In a press conference Thursday, Mary Erickson, deputy director of the National Weather Service, explained that the increased accuracy of hurricane forecasts is a direct result of investments into improving models, Scientific American reported.
As NOAA explained, the upgraded Hurricane Weather Research Forecast model adds "better representation of storms at higher vertical resolution, and has advanced data assimilation and improved physics." With the upgrades, NOAA added, it can improve forecasts by as much as 10%.
In addition to improved models, NOAA also said its National Hurricane Center will be providing a plethora of new forecast and communication tools including a new experimental visualization tool allowing the public to easily see when damaging winds are forecasted to reach their community and a new hurricane track cone graphic, to help people get a better understanding of how hurricane and tropical-storm-force winds really work.
Alerting the public of potentially harmful storms and educating them on exactly how they work could prove incredibly beneficial in saving and protecting lives.
"Regardless of how many storms develop this year, it only takes one to disrupt our lives," Acting FEMA Administrator Robert J. Fenton Jr. said in a statement.
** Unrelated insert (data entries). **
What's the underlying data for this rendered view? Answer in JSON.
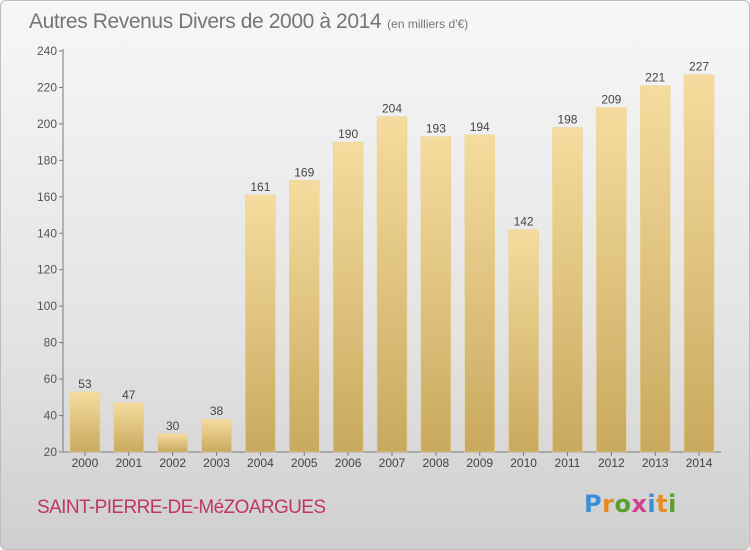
{
  "header": {
    "title": "Autres Revenus Divers de 2000 à 2014",
    "unit": "(en milliers d'€)"
  },
  "footer": {
    "commune": "SAINT-PIERRE-DE-MéZOARGUES",
    "logo_letters": [
      "P",
      "r",
      "o",
      "x",
      "i",
      "t",
      "i"
    ]
  },
  "colors": {
    "bar_light": "#f5dc9e",
    "bar_dark": "#c9a95e",
    "commune": "#c0356a"
  },
  "chart_data": {
    "type": "bar",
    "title": "Autres Revenus Divers de 2000 à 2014",
    "xlabel": "",
    "ylabel": "",
    "categories": [
      "2000",
      "2001",
      "2002",
      "2003",
      "2004",
      "2005",
      "2006",
      "2007",
      "2008",
      "2009",
      "2010",
      "2011",
      "2012",
      "2013",
      "2014"
    ],
    "values": [
      53,
      47,
      30,
      38,
      161,
      169,
      190,
      204,
      193,
      194,
      142,
      198,
      209,
      221,
      227
    ],
    "ylim": [
      20,
      240
    ],
    "yticks": [
      20,
      40,
      60,
      80,
      100,
      120,
      140,
      160,
      180,
      200,
      220,
      240
    ],
    "grid": false,
    "data_labels": true
  }
}
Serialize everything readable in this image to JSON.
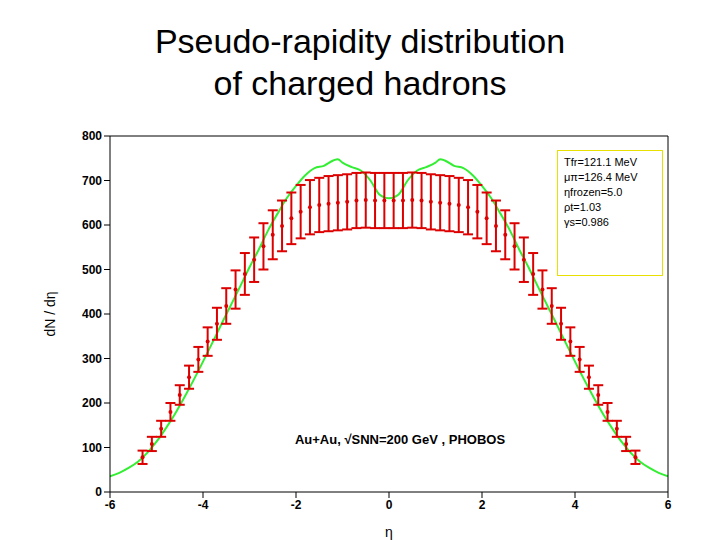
{
  "chart_data": {
    "type": "scatter",
    "title": "Pseudo-rapidity distribution\nof charged hadrons",
    "x_label": "η",
    "y_label": "dN / dη",
    "annotations": [
      "Au+Au, √SNN=200 GeV , PHOBOS"
    ],
    "parameters": [
      "Tfr=121.1 MeV",
      "μπ=126.4 MeV",
      "ηfrozen=5.0",
      "ρt=1.03",
      "γs=0.986"
    ],
    "xlim": [
      -6,
      6
    ],
    "xticks": [
      -6,
      -4,
      -2,
      0,
      2,
      4,
      6
    ],
    "ylim": [
      0,
      800
    ],
    "yticks": [
      0,
      100,
      200,
      300,
      400,
      500,
      600,
      700,
      800
    ],
    "grid": false,
    "series": [
      {
        "type": "line",
        "color": "#33ee33",
        "line_style": "solid",
        "marker": "none",
        "x": [
          -6,
          -5.8,
          -5.6,
          -5.4,
          -5.2,
          -5,
          -4.8,
          -4.6,
          -4.4,
          -4.2,
          -4,
          -3.8,
          -3.6,
          -3.4,
          -3.2,
          -3,
          -2.8,
          -2.6,
          -2.4,
          -2.2,
          -2,
          -1.8,
          -1.6,
          -1.4,
          -1.2,
          -1.1,
          -1,
          -0.8,
          -0.6,
          -0.4,
          -0.2,
          0,
          0.2,
          0.4,
          0.6,
          0.8,
          1,
          1.1,
          1.2,
          1.4,
          1.6,
          1.8,
          2,
          2.2,
          2.4,
          2.6,
          2.8,
          3,
          3.2,
          3.4,
          3.6,
          3.8,
          4,
          4.2,
          4.4,
          4.6,
          4.8,
          5,
          5.2,
          5.4,
          5.6,
          5.8,
          6
        ],
        "values": [
          35,
          43,
          54,
          68,
          88,
          113,
          143,
          176,
          213,
          252,
          293,
          335,
          378,
          420,
          462,
          505,
          545,
          588,
          625,
          660,
          688,
          712,
          728,
          733,
          745,
          748,
          740,
          730,
          722,
          700,
          668,
          660,
          668,
          700,
          722,
          730,
          740,
          748,
          745,
          733,
          728,
          712,
          688,
          660,
          625,
          588,
          545,
          505,
          462,
          420,
          378,
          335,
          293,
          252,
          213,
          176,
          143,
          113,
          88,
          68,
          54,
          43,
          35
        ]
      },
      {
        "type": "scatter",
        "color": "#dd0000",
        "marker": "circle",
        "x": [
          -5.3,
          -5.1,
          -4.9,
          -4.7,
          -4.5,
          -4.3,
          -4.1,
          -3.9,
          -3.7,
          -3.5,
          -3.3,
          -3.1,
          -2.9,
          -2.7,
          -2.5,
          -2.3,
          -2.1,
          -1.9,
          -1.7,
          -1.5,
          -1.3,
          -1.1,
          -0.9,
          -0.7,
          -0.5,
          -0.3,
          -0.1,
          0.1,
          0.3,
          0.5,
          0.7,
          0.9,
          1.1,
          1.3,
          1.5,
          1.7,
          1.9,
          2.1,
          2.3,
          2.5,
          2.7,
          2.9,
          3.1,
          3.3,
          3.5,
          3.7,
          3.9,
          4.1,
          4.3,
          4.5,
          4.7,
          4.9,
          5.1,
          5.3
        ],
        "values": [
          78,
          108,
          142,
          180,
          218,
          258,
          298,
          338,
          378,
          418,
          455,
          490,
          522,
          552,
          578,
          598,
          615,
          630,
          640,
          645,
          648,
          650,
          652,
          655,
          656,
          655,
          655,
          655,
          655,
          656,
          655,
          652,
          650,
          648,
          645,
          640,
          630,
          615,
          598,
          578,
          552,
          522,
          490,
          455,
          418,
          378,
          338,
          298,
          258,
          218,
          180,
          142,
          108,
          78
        ],
        "errors": [
          15,
          16,
          18,
          20,
          22,
          26,
          28,
          32,
          36,
          40,
          43,
          47,
          50,
          52,
          55,
          57,
          58,
          60,
          61,
          61,
          62,
          62,
          62,
          62,
          62,
          62,
          62,
          62,
          62,
          62,
          62,
          62,
          62,
          62,
          61,
          61,
          60,
          58,
          57,
          55,
          52,
          50,
          47,
          43,
          40,
          36,
          32,
          28,
          26,
          22,
          20,
          18,
          16,
          15
        ]
      }
    ]
  }
}
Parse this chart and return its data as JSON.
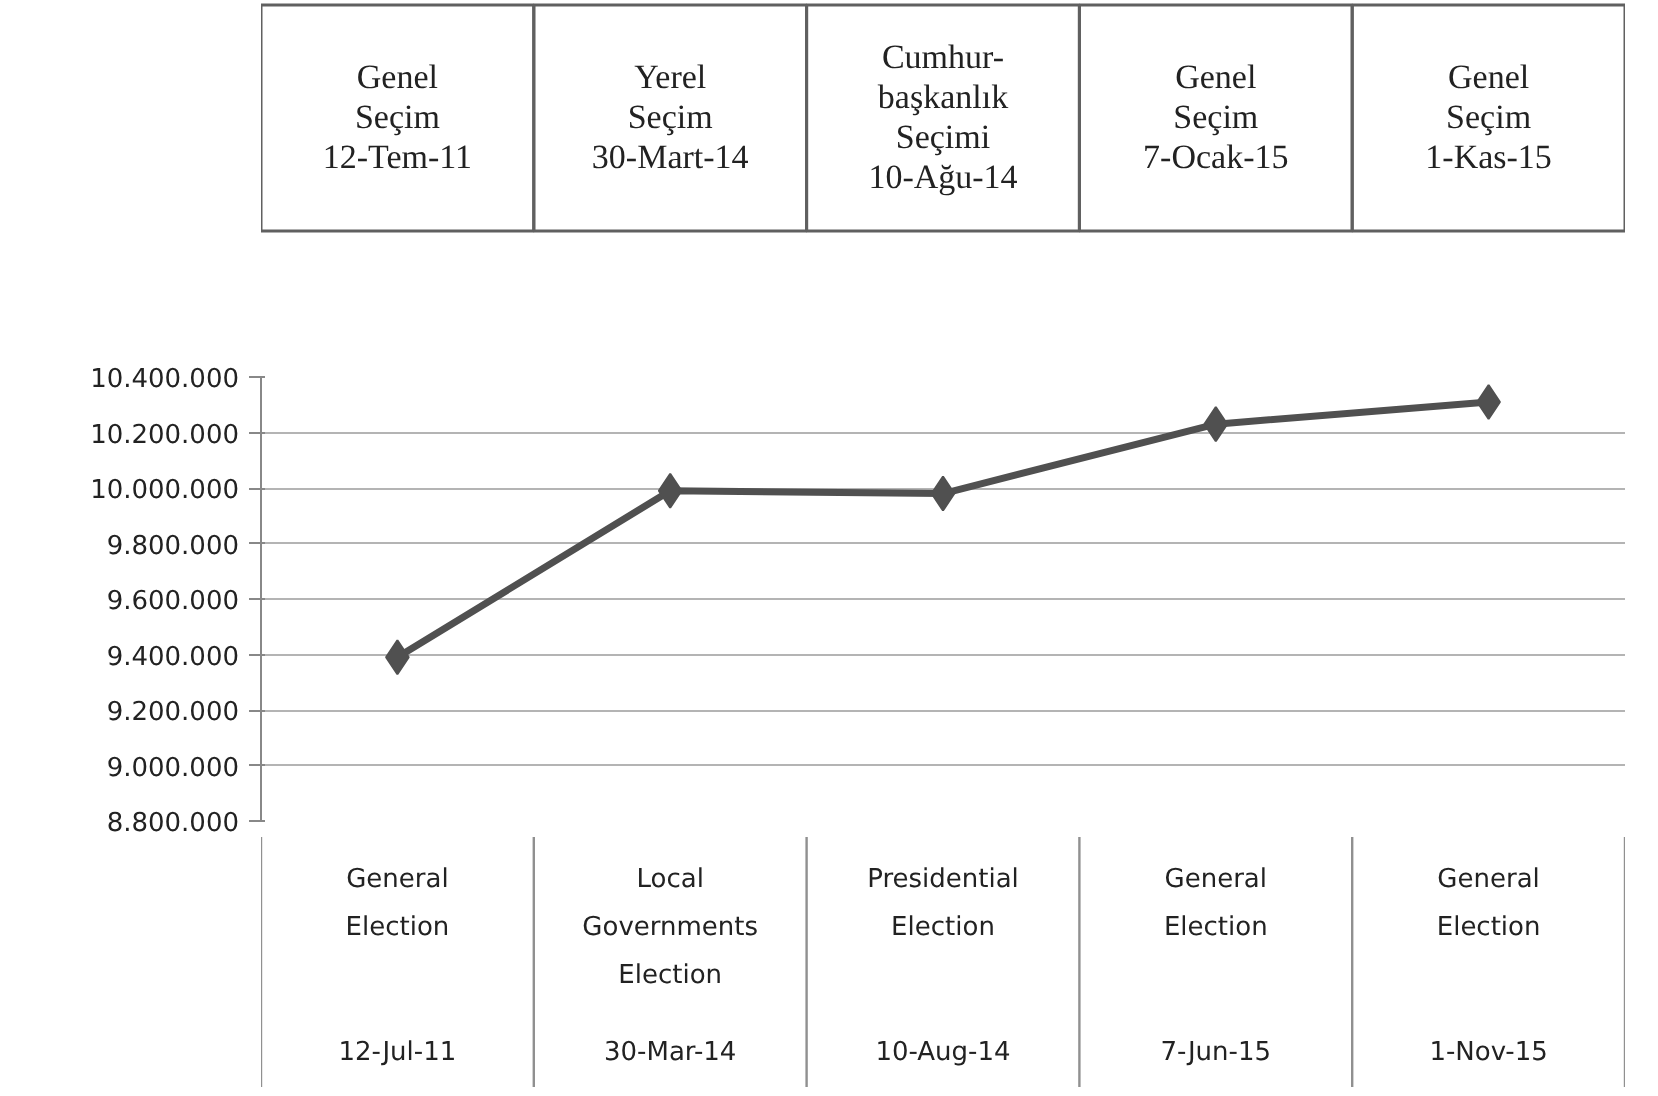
{
  "chart_data": {
    "type": "line",
    "categories": [
      "General\nElection\n12-Jul-11",
      "Local\nGovernments\nElection\n30-Mar-14",
      "Presidential\nElection\n10-Aug-14",
      "General\nElection\n7-Jun-15",
      "General\nElection\n1-Nov-15"
    ],
    "series": [
      {
        "color": "#505050",
        "values": [
          9390000,
          9990000,
          9980000,
          10230000,
          10310000
        ]
      }
    ],
    "ylim": [
      8800000,
      10400000
    ],
    "yticks": [
      {
        "value": 8800000,
        "label": "8.800.000"
      },
      {
        "value": 9000000,
        "label": "9.000.000"
      },
      {
        "value": 9200000,
        "label": "9.200.000"
      },
      {
        "value": 9400000,
        "label": "9.400.000"
      },
      {
        "value": 9600000,
        "label": "9.600.000"
      },
      {
        "value": 9800000,
        "label": "9.800.000"
      },
      {
        "value": 10000000,
        "label": "10.000.000"
      },
      {
        "value": 10200000,
        "label": "10.200.000"
      },
      {
        "value": 10400000,
        "label": "10.400.000"
      }
    ],
    "grid": "y",
    "marker": "diamond",
    "annotations": [
      "Genel\nSeçim\n12-Tem-11",
      "Yerel\nSeçim\n30-Mart-14",
      "Cumhur-\nbaşkanlık\nSeçimi\n10-Ağu-14",
      "Genel\nSeçim\n7-Ocak-15",
      "Genel\nSeçim\n1-Kas-15"
    ]
  }
}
He noted that being prepared for hurricane season should start now with having a family discussion about what you will do in case of an emergency. He added, "Know your evacuation route; tune into your local news or download the FEMA app to get alerts, and finally – listen to local authorities as a storm approaches."
And all this incredible technology from NOAA may be worth protecting from President Donald Trump's proposed budget, in which he calls to drastically cut the agency's climate research budget, including a 17% cut to its weather-satellite budget, according to the Atlantic. And as Accuweather reported, even with improved satellite technology and modeling, an Atlantic hurricane that hits land in the United States costs $1.8 billion. That number doesn't even include the damage a storm inflicts once it moves inland.